11. Security Incident Notification
Clerica will notify the customer without undue delay after becoming aware of a confirmed security incident affecting Customer Personal Data covered by this DPA, and will provide reasonably available information needed to understand the nature and impact of the incident.
Plain-English Summary
Enterprise customers expect incident notice. This section sets that baseline without making impossible promises.
12. Deletion and Return
Upon termination or expiration of the applicable customer agreement, Clerica will delete or return Customer Personal Data as required by the agreement and applicable law, subject to reasonable retention for legal compliance, security, backup integrity, and dispute resolution.
Plain-English Summary
We do not retain enterprise customer data indefinitely, but backup and legal-record constraints can require limited retention periods.

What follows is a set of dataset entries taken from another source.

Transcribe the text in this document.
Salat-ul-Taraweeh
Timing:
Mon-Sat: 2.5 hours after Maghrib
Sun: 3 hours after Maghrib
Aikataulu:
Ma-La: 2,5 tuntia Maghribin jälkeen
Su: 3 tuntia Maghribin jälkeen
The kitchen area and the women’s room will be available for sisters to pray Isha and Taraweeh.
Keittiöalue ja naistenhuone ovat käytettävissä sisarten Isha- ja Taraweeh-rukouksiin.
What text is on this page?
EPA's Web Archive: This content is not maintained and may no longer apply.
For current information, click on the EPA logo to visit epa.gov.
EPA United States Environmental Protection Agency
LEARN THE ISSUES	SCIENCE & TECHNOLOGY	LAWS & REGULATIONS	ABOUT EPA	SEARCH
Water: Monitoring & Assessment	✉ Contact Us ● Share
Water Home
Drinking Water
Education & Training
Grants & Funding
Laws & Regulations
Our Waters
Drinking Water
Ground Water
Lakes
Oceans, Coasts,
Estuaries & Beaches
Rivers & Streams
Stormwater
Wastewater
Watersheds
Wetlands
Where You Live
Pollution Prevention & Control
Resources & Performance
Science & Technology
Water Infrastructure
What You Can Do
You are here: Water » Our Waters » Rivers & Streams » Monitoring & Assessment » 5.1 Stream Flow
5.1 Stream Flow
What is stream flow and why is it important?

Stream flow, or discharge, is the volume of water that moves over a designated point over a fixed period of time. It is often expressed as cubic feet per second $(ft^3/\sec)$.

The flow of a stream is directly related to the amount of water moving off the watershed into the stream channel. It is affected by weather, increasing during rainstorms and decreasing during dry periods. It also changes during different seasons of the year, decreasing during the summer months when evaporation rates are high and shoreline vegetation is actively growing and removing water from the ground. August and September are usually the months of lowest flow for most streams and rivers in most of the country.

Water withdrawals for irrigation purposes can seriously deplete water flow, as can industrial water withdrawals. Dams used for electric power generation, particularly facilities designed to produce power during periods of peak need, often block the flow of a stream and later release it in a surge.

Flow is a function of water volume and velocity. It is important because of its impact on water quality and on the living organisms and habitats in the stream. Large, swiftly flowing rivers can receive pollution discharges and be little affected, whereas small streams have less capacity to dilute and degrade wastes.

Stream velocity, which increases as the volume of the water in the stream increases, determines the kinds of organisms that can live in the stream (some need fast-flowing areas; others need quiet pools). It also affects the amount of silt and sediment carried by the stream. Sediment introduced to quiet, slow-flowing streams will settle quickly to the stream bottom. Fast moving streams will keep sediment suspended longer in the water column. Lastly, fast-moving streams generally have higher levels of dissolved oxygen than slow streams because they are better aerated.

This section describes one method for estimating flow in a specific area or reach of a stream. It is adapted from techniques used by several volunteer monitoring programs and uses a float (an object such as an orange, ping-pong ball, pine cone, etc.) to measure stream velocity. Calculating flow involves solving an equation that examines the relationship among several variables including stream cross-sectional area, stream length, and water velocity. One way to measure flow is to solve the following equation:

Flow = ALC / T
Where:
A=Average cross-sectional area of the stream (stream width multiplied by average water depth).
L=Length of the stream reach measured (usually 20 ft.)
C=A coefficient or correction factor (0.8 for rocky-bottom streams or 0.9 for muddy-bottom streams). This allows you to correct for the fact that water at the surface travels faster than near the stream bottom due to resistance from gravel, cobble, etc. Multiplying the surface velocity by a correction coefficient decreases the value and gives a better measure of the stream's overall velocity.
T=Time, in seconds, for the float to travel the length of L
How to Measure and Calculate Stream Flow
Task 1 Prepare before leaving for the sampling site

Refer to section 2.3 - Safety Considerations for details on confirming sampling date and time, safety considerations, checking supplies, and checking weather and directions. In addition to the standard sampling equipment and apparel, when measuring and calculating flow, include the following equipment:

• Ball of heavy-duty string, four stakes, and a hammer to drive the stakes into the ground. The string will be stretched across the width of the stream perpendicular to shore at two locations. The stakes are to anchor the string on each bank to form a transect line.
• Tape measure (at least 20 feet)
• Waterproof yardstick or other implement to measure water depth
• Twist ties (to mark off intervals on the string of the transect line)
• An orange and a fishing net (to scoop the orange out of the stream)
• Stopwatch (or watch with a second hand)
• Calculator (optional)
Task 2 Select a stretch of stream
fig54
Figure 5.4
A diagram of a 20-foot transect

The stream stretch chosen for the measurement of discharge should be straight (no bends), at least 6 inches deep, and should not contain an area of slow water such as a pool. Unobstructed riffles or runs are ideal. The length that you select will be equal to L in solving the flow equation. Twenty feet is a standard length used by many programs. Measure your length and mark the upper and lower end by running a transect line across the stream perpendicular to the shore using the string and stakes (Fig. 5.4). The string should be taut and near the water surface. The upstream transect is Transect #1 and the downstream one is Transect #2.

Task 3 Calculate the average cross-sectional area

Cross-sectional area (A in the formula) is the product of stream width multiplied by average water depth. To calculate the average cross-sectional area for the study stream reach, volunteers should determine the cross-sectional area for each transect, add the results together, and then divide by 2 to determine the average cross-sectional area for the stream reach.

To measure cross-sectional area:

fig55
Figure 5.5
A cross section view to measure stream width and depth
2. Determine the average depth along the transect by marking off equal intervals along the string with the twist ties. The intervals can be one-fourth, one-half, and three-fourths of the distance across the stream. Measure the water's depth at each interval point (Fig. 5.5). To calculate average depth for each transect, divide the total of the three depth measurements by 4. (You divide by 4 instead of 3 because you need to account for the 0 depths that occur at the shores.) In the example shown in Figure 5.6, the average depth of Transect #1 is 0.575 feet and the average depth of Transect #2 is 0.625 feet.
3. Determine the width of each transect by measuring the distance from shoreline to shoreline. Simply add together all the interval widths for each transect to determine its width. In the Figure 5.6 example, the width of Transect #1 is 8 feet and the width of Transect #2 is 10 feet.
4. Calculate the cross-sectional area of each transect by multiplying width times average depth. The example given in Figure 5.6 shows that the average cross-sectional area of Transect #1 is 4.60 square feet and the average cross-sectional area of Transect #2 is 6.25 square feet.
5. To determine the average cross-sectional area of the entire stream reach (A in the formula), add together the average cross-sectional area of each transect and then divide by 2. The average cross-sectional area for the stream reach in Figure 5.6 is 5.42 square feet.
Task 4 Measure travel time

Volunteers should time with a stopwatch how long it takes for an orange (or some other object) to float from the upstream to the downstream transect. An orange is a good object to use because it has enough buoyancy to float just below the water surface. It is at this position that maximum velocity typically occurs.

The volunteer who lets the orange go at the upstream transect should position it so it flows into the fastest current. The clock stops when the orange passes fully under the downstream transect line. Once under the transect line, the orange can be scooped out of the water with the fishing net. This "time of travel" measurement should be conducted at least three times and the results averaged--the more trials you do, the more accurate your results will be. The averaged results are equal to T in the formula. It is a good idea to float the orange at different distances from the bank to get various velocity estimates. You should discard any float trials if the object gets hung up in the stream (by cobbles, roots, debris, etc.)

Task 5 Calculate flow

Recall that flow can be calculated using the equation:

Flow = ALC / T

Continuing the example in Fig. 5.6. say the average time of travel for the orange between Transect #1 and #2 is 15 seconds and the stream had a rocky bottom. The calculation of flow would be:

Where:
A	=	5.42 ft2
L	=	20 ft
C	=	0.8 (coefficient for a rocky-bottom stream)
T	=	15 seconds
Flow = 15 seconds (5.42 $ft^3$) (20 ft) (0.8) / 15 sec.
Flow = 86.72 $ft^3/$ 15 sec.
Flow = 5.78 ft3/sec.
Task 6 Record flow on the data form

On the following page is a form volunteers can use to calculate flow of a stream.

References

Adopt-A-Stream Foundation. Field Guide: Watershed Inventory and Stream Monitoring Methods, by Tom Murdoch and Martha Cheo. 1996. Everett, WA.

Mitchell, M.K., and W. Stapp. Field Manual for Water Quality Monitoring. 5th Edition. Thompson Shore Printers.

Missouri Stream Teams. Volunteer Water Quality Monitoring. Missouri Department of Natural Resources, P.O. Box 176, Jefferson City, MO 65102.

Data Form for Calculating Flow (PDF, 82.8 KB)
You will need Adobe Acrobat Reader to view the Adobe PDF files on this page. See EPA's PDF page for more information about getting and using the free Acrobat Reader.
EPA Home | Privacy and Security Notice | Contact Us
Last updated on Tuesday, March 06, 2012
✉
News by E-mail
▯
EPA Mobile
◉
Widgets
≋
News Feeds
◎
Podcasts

13. Audits and Information Rights
Where required by applicable law or agreed contractually, Clerica may provide reasonable information about its processing and security measures, subject to confidentiality, security, and operational limits.
Plain-English Summary
Enterprise customers may need diligence materials, but that does not mean unlimited audit disruption.
14. Cross-Border Processing
If cross-border processing terms become necessary under a customer agreement, the parties may incorporate additional transfer terms, exhibits, or standard contractual language as needed.
Plain-English Summary
This keeps the base DPA usable now while leaving room for future enterprise or international requirements.
15. Limitation
This DPA does not create broader obligations than those required by the customer agreement, applicable law, or expressly agreed written addenda.
Plain-English Summary
This keeps the DPA from accidentally becoming an unlimited custom legal promise.
16. Contact
Enterprise privacy or data processing questions about this DPA can be sent to privacy@clerica.io or legal@clerica.io.
Plain-English Summary
Enterprise customers need a clean way to route processing questions without guessing where they belong.